With the introduction in 1929 of the raffish soldier of fortune, Captain Easy, Crane heightened the spirit of adventure and later created a Sunday strip focusing on Captain Easy. NBM Publishing's Flying Buttress Classics Library reprinted the complete run of Wash Tubbs and Captain Easy in a series of 18 volumes. Bill Blackbeard's introductions to these books contain biographical and critical material.[1]

Buz Sawyer

World War II rendered the comic-opera settings of Tubbs' adventures frivolous, and the strip took on a new tone. In 1943, an offer from Hearst's King Features Syndicate persuaded Crane to jump ship and create a more realistic comic strip, Buz Sawyer. He left Wash Tubbs in the hands of his assistant, Leslie Turner, a boyhood friend who had shared the hobo life with him.[1]

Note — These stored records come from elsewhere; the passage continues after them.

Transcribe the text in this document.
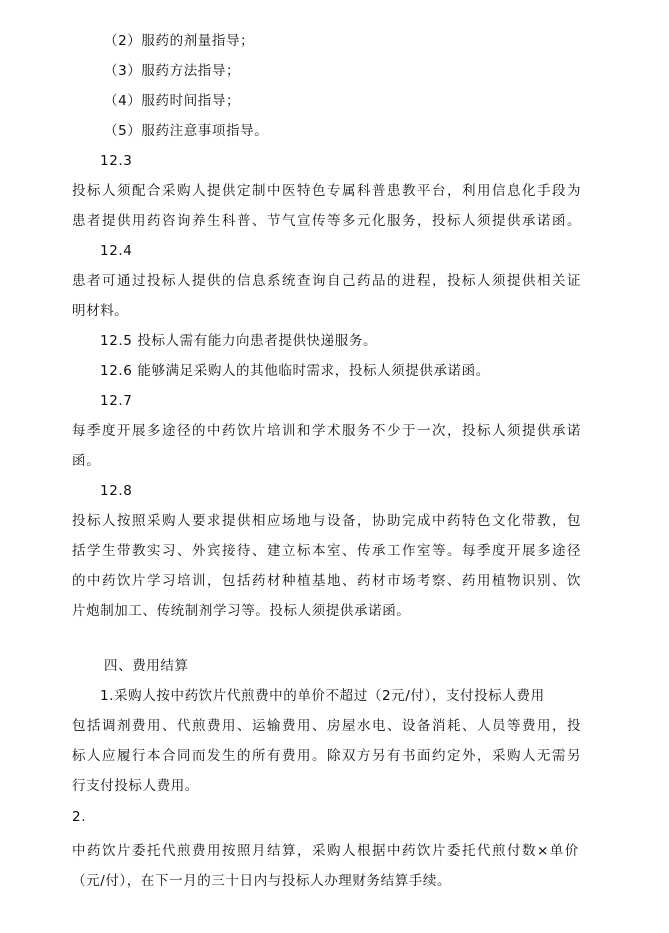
（2）服药的剂量指导；
（3）服药方法指导；
（4）服药时间指导；
（5）服药注意事项指导。
12.3
投标人须配合采购人提供定制中医特色专属科普患教平台，利用信息化手段为
患者提供用药咨询养生科普、节气宣传等多元化服务，投标人须提供承诺函。
12.4
患者可通过投标人提供的信息系统查询自己药品的进程，投标人须提供相关证
明材料。
12.5 投标人需有能力向患者提供快递服务。
12.6 能够满足采购人的其他临时需求，投标人须提供承诺函。
12.7
每季度开展多途径的中药饮片培训和学术服务不少于一次，投标人须提供承诺
函。
12.8
投标人按照采购人要求提供相应场地与设备，协助完成中药特色文化带教，包
括学生带教实习、外宾接待、建立标本室、传承工作室等。每季度开展多途径
的中药饮片学习培训，包括药材种植基地、药材市场考察、药用植物识别、饮
片炮制加工、传统制剂学习等。投标人须提供承诺函。
四、费用结算
1.采购人按中药饮片代煎费中的单价不超过（2元/付），支付投标人费用
包括调剂费用、代煎费用、运输费用、房屋水电、设备消耗、人员等费用，投
标人应履行本合同而发生的所有费用。除双方另有书面约定外，采购人无需另
行支付投标人费用。
2.
中药饮片委托代煎费用按照月结算，采购人根据中药饮片委托代煎付数×单价
（元/付），在下一月的三十日内与投标人办理财务结算手续。
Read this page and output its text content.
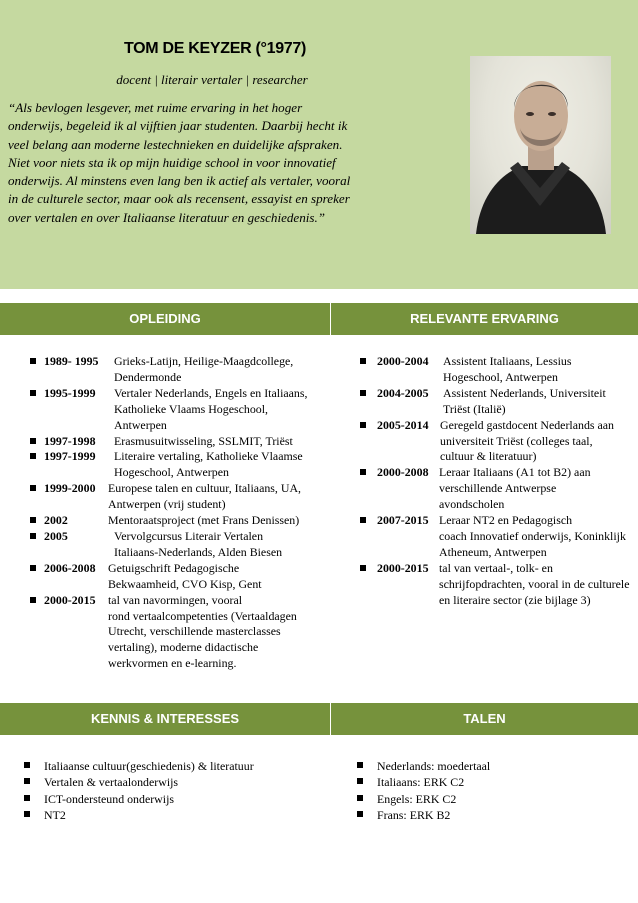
TOM DE KEYZER (°1977)
docent | literair vertaler | researcher
“Als bevlogen lesgever, met ruime ervaring in het hoger
onderwijs, begeleid ik al vijftien jaar studenten. Daarbij hecht ik
veel belang aan moderne lestechnieken en duidelijke afspraken.
Niet voor niets sta ik op mijn huidige school in voor innovatief
onderwijs. Al minstens even lang ben ik actief als vertaler, vooral
in de culturele sector, maar ook als recensent, essayist en spreker
over vertalen en over Italiaanse literatuur en geschiedenis.”
OPLEIDING	RELEVANTE ERVARING
1989- 1995	Grieks-Latijn, Heilige-Maagdcollege,
Dendermonde
1995-1999	Vertaler Nederlands, Engels en Italiaans,
Katholieke Vlaams Hogeschool,
Antwerpen
1997-1998	Erasmusuitwisseling, SSLMIT, Triëst
1997-1999	Literaire vertaling, Katholieke Vlaamse
Hogeschool, Antwerpen
1999-2000	Europese talen en cultuur, Italiaans, UA,
Antwerpen (vrij student)
2002	Mentoraatsproject (met Frans Denissen)
2005	Vervolgcursus Literair Vertalen
Italiaans-Nederlands, Alden Biesen
2006-2008	Getuigschrift Pedagogische
Bekwaamheid, CVO Kisp, Gent
2000-2015	tal van navormingen, vooral
rond vertaalcompetenties (Vertaaldagen
Utrecht, verschillende masterclasses
vertaling), moderne didactische
werkvormen en e-learning.
2000-2004	Assistent Italiaans, Lessius
Hogeschool, Antwerpen
2004-2005	Assistent Nederlands, Universiteit
Triëst (Italië)
2005-2014 Geregeld gastdocent Nederlands aan
universiteit Triëst (colleges taal,
cultuur & literatuur)
2000-2008 Leraar Italiaans (A1 tot B2) aan
verschillende Antwerpse
avondscholen
2007-2015 Leraar NT2 en Pedagogisch
coach Innovatief onderwijs, Koninklijk
Atheneum, Antwerpen
2000-2015 tal van vertaal-, tolk- en
schrijfopdrachten, vooral in de culturele
en literaire sector (zie bijlage 3)
KENNIS & INTERESSES	TALEN
Italiaanse cultuur(geschiedenis) & literatuur
Vertalen & vertaalonderwijs
ICT-ondersteund onderwijs
NT2
Nederlands: moedertaal
Italiaans: ERK C2
Engels: ERK C2
Frans: ERK B2
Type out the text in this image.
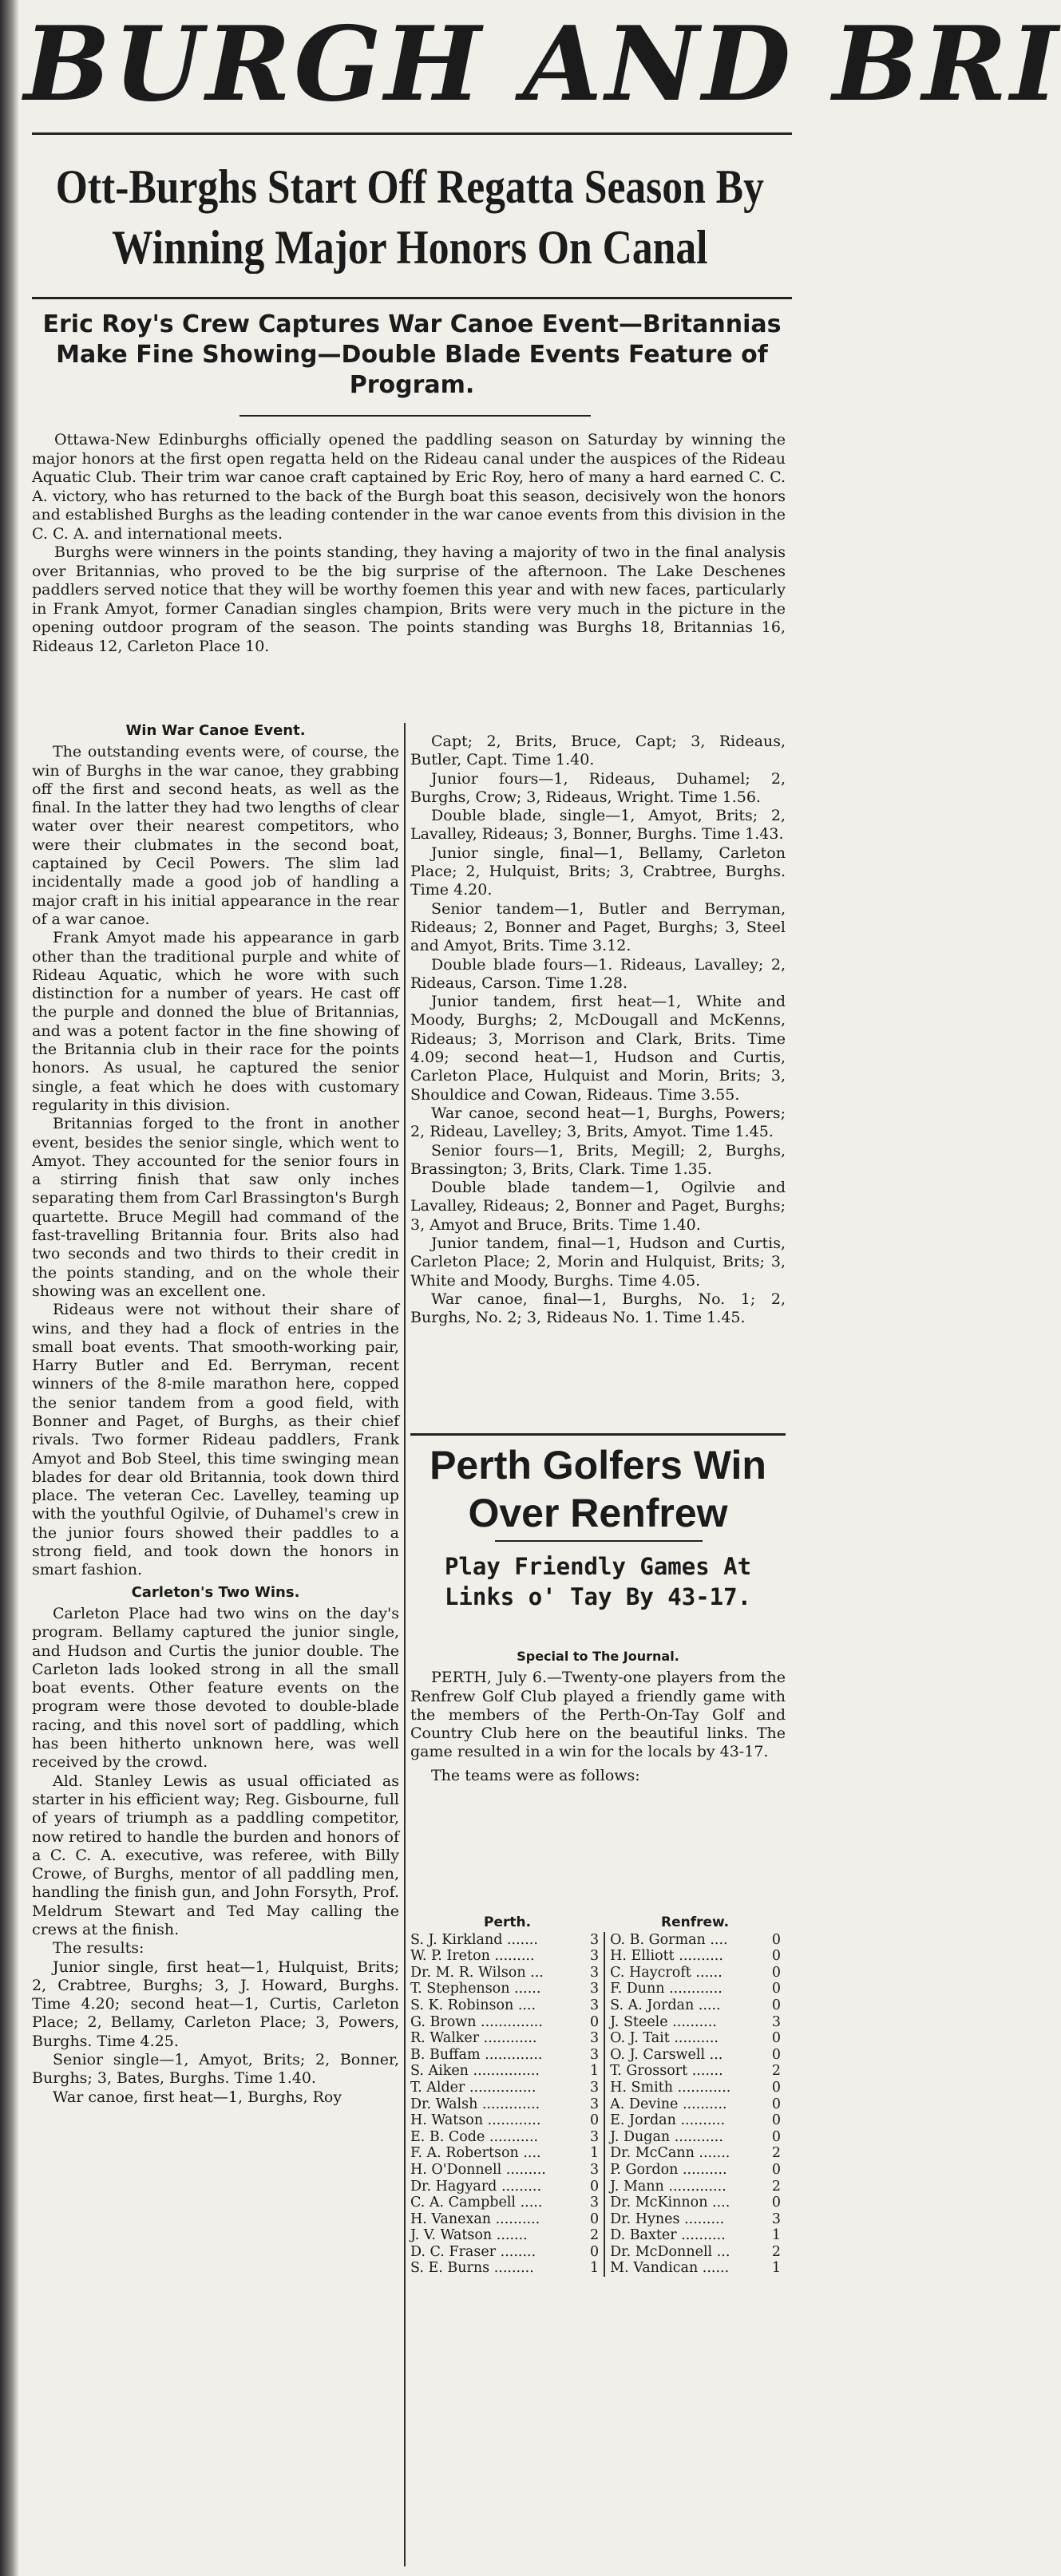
BURGH AND BRI
Ott-Burghs Start Off Regatta Season By Winning Major Honors On Canal
Eric Roy's Crew Captures War Canoe Event—Britannias Make Fine Showing—Double Blade Events Feature of Program.

Ottawa-New Edinburghs officially opened the paddling season on Saturday by winning the major honors at the first open regatta held on the Rideau canal under the auspices of the Rideau Aquatic Club. Their trim war canoe craft captained by Eric Roy, hero of many a hard earned C. C. A. victory, who has returned to the back of the Burgh boat this season, decisively won the honors and established Burghs as the leading contender in the war canoe events from this division in the C. C. A. and international meets.

Burghs were winners in the points standing, they having a majority of two in the final analysis over Britannias, who proved to be the big surprise of the afternoon. The Lake Deschenes paddlers served notice that they will be worthy foemen this year and with new faces, particularly in Frank Amyot, former Canadian singles champion, Brits were very much in the picture in the opening outdoor program of the season. The points standing was Burghs 18, Britannias 16, Rideaus 12, Carleton Place 10.

Win War Canoe Event.

The outstanding events were, of course, the win of Burghs in the war canoe, they grabbing off the first and second heats, as well as the final. In the latter they had two lengths of clear water over their nearest competitors, who were their clubmates in the second boat, captained by Cecil Powers. The slim lad incidentally made a good job of handling a major craft in his initial appearance in the rear of a war canoe.

Frank Amyot made his appearance in garb other than the traditional purple and white of Rideau Aquatic, which he wore with such distinction for a number of years. He cast off the purple and donned the blue of Britannias, and was a potent factor in the fine showing of the Britannia club in their race for the points honors. As usual, he captured the senior single, a feat which he does with customary regularity in this division.

Britannias forged to the front in another event, besides the senior single, which went to Amyot. They accounted for the senior fours in a stirring finish that saw only inches separating them from Carl Brassington's Burgh quartette. Bruce Megill had command of the fast-travelling Britannia four. Brits also had two seconds and two thirds to their credit in the points standing, and on the whole their showing was an excellent one.

Rideaus were not without their share of wins, and they had a flock of entries in the small boat events. That smooth-working pair, Harry Butler and Ed. Berryman, recent winners of the 8-mile marathon here, copped the senior tandem from a good field, with Bonner and Paget, of Burghs, as their chief rivals. Two former Rideau paddlers, Frank Amyot and Bob Steel, this time swinging mean blades for dear old Britannia, took down third place. The veteran Cec. Lavelley, teaming up with the youthful Ogilvie, of Duhamel's crew in the junior fours showed their paddles to a strong field, and took down the honors in smart fashion.

Carleton's Two Wins.

Carleton Place had two wins on the day's program. Bellamy captured the junior single, and Hudson and Curtis the junior double. The Carleton lads looked strong in all the small boat events. Other feature events on the program were those devoted to double-blade racing, and this novel sort of paddling, which has been hitherto unknown here, was well received by the crowd.

Ald. Stanley Lewis as usual officiated as starter in his efficient way; Reg. Gisbourne, full of years of triumph as a paddling competitor, now retired to handle the burden and honors of a C. C. A. executive, was referee, with Billy Crowe, of Burghs, mentor of all paddling men, handling the finish gun, and John Forsyth, Prof. Meldrum Stewart and Ted May calling the crews at the finish.

The results:

Junior single, first heat—1, Hulquist, Brits; 2, Crabtree, Burghs; 3, J. Howard, Burghs. Time 4.20; second heat—1, Curtis, Carleton Place; 2, Bellamy, Carleton Place; 3, Powers, Burghs. Time 4.25.

Senior single—1, Amyot, Brits; 2, Bonner, Burghs; 3, Bates, Burghs. Time 1.40.

War canoe, first heat—1, Burghs, Roy

Capt; 2, Brits, Bruce, Capt; 3, Rideaus, Butler, Capt. Time 1.40.

Junior fours—1, Rideaus, Duhamel; 2, Burghs, Crow; 3, Rideaus, Wright. Time 1.56.

Double blade, single—1, Amyot, Brits; 2, Lavalley, Rideaus; 3, Bonner, Burghs. Time 1.43.

Junior single, final—1, Bellamy, Carleton Place; 2, Hulquist, Brits; 3, Crabtree, Burghs. Time 4.20.

Senior tandem—1, Butler and Berryman, Rideaus; 2, Bonner and Paget, Burghs; 3, Steel and Amyot, Brits. Time 3.12.

Double blade fours—1. Rideaus, Lavalley; 2, Rideaus, Carson. Time 1.28.

Junior tandem, first heat—1, White and Moody, Burghs; 2, McDougall and McKenns, Rideaus; 3, Morrison and Clark, Brits. Time 4.09; second heat—1, Hudson and Curtis, Carleton Place, Hulquist and Morin, Brits; 3, Shouldice and Cowan, Rideaus. Time 3.55.

War canoe, second heat—1, Burghs, Powers; 2, Rideau, Lavelley; 3, Brits, Amyot. Time 1.45.

Senior fours—1, Brits, Megill; 2, Burghs, Brassington; 3, Brits, Clark. Time 1.35.

Double blade tandem—1, Ogilvie and Lavalley, Rideaus; 2, Bonner and Paget, Burghs; 3, Amyot and Bruce, Brits. Time 1.40.

Junior tandem, final—1, Hudson and Curtis, Carleton Place; 2, Morin and Hulquist, Brits; 3, White and Moody, Burghs. Time 4.05.

War canoe, final—1, Burghs, No. 1; 2, Burghs, No. 2; 3, Rideaus No. 1. Time 1.45.

Perth Golfers Win Over Renfrew
Play Friendly Games At Links o' Tay By 43-17.

Special to The Journal.

PERTH, July 6.—Twenty-one players from the Renfrew Golf Club played a friendly game with the members of the Perth-On-Tay Golf and Country Club here on the beautiful links. The game resulted in a win for the locals by 43-17.

The teams were as follows:

Perth.		Renfrew.	
S. J. Kirkland .......	3	O. B. Gorman ....	0
W. P. Ireton .........	3	H. Elliott ..........	0
Dr. M. R. Wilson ...	3	C. Haycroft ......	0
T. Stephenson ......	3	F. Dunn ............	0
S. K. Robinson ....	3	S. A. Jordan .....	0
G. Brown ..............	0	J. Steele ..........	3
R. Walker ............	3	O. J. Tait ..........	0
B. Buffam .............	3	O. J. Carswell ...	0
S. Aiken ...............	1	T. Grossort .......	2
T. Alder ...............	3	H. Smith ............	0
Dr. Walsh .............	3	A. Devine ..........	0
H. Watson ............	0	E. Jordan ..........	0
E. B. Code ...........	3	J. Dugan ...........	0
F. A. Robertson ....	1	Dr. McCann .......	2
H. O'Donnell .........	3	P. Gordon ..........	0
Dr. Hagyard .........	0	J. Mann .............	2
C. A. Campbell .....	3	Dr. McKinnon ....	0
H. Vanexan ..........	0	Dr. Hynes .........	3
J. V. Watson .......	2	D. Baxter ..........	1
D. C. Fraser ........	0	Dr. McDonnell ...	2
S. E. Burns .........	1	M. Vandican ......	1
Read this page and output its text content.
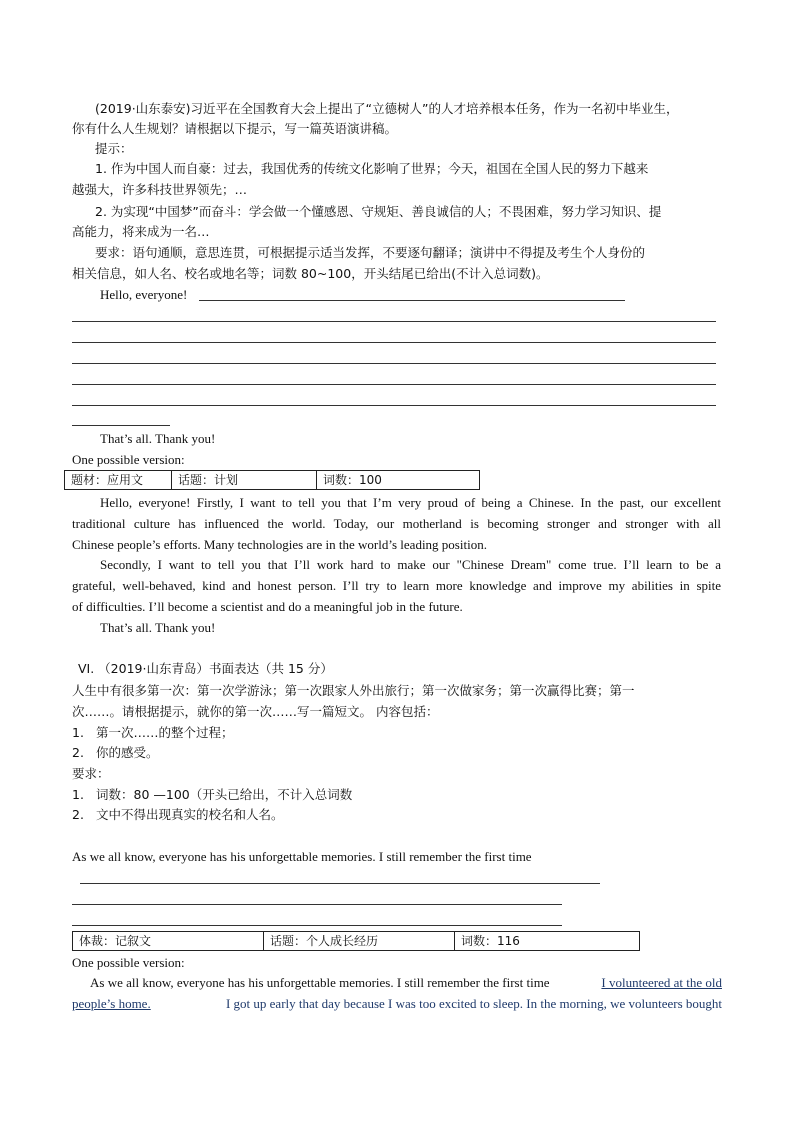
(2019·山东泰安)习近平在全国教育大会上提出了“立德树人”的人才培养根本任务，作为一名初中毕业生，
你有什么人生规划？请根据以下提示，写一篇英语演讲稿。
提示：
1. 作为中国人而自豪：过去，我国优秀的传统文化影响了世界；今天，祖国在全国人民的努力下越来
越强大，许多科技世界领先；…
2. 为实现“中国梦”而奋斗：学会做一个懂感恩、守规矩、善良诚信的人；不畏困难，努力学习知识、提
高能力，将来成为一名…
要求：语句通顺，意思连贯，可根据提示适当发挥，不要逐句翻译；演讲中不得提及考生个人身份的
相关信息，如人名、校名或地名等；词数 80~100，开头结尾已给出(不计入总词数)。
Hello, everyone!
That’s all. Thank you!
One possible version:
题材：应用文	话题：计划	词数：100
Hello, everyone! Firstly, I want to tell you that I’m very proud of being a Chinese. In the past, our excellent
traditional culture has influenced the world. Today, our motherland is becoming stronger and stronger with all
Chinese people’s efforts. Many technologies are in the world’s leading position.
Secondly, I want to tell you that I’ll work hard to make our "Chinese Dream" come true. I’ll learn to be a
grateful, well-behaved, kind and honest person. I’ll try to learn more knowledge and improve my abilities in spite
of difficulties. I’ll become a scientist and do a meaningful job in the future.
That’s all. Thank you!
VI. （2019·山东青岛）书面表达（共 15 分）
人生中有很多第一次：第一次学游泳；第一次跟家人外出旅行；第一次做家务；第一次赢得比赛；第一
次……。请根据提示，就你的第一次……写一篇短文。 内容包括：
1. 第一次……的整个过程；
2. 你的感受。
要求：
1. 词数：80 —100（开头已给出，不计入总词数
2. 文中不得出现真实的校名和人名。
As we all know, everyone has his unforgettable memories. I still remember the first time
体裁：记叙文	话题：个人成长经历	词数：116
One possible version:
As we all know, everyone has his unforgettable memories. I still remember the first time	I volunteered at the old
people’s home.	I got up early that day because I was too excited to sleep. In the morning, we volunteers bought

Crane, an excellent draftsman despite his deceptively cartoonish style, introduced more illustrative shading techniques to the daily comics page. He progressed from line drawings with crosshatching to grease pencil on textured paper, then to Benday Dots and finally to Craftint doutone paper. The Craftint paper, when brushed with chemical solutions, revealed either one or two layers of diagonal shading. Under Crane's brush, the technique yielded scenes of dramatic atmosphere, such as junglescapes fading into the misty distance. As he had done with Wash Tubbs, Crane traveled to various locations to research his plot lines and visuals.[1] According to Crane: "In using benday, at first I thought in terms of blacks, grays, and white. Years of indifferent results and frustration followed. Gradually, black became less important. Today white is not just something to bring out the color of black... on the contrary, black is something to bring out the color of white".[4]

Crane progressively relinquished his cartooning to assistants, and he died in Orlando, Florida in 1977.

Today, Buz Sawyer has been resurrected digitally as one of the vintage strips in King Features' emailed DailyINK subscription service.

According to comics historian Jeet Heer, Crane had a relationship with the State Department and the Navy Department and used the Buz Sawyer strip for propaganda purposes in order to support American foreign policy aims during World War II, the Cold War as well as the Vietnam War.[5]

Awards

Crane was awarded the National Cartoonists Society's Billy DeBeck Memorial Award, later renamed the Reuben Award, for Cartoonist of the Year in 1950, and their Story Comic Strip Award in 1965, both for Buz Sawyer. In 1961 he was awarded the Silver Lady by the New York Banshee Society. He was named a Distinguished Alumnus of the University of Texas at Austin in 1969.

In 1965, he established the Roy Crane Award in the Arts at the University of Texas to encourage excellence and creativity in the arts among undergraduate and graduate students. In 1980, this award was given to Berkeley Breathed.[6]

References

Further reading

  • Goulart, Ron. The Adventurous Decade. Arlington House, 1975. (Reprinted by Hermes Press, 2004.)
  • Marschall, Richard. America's Great Comic-Strip Artists. New York: Abbeville Press, 1989.
  • Captain Easy: Soldier of Fortune, Rick Norwood, ed. Fantagraphics Books, 2010. (Sunday Captain Easy strips in color.)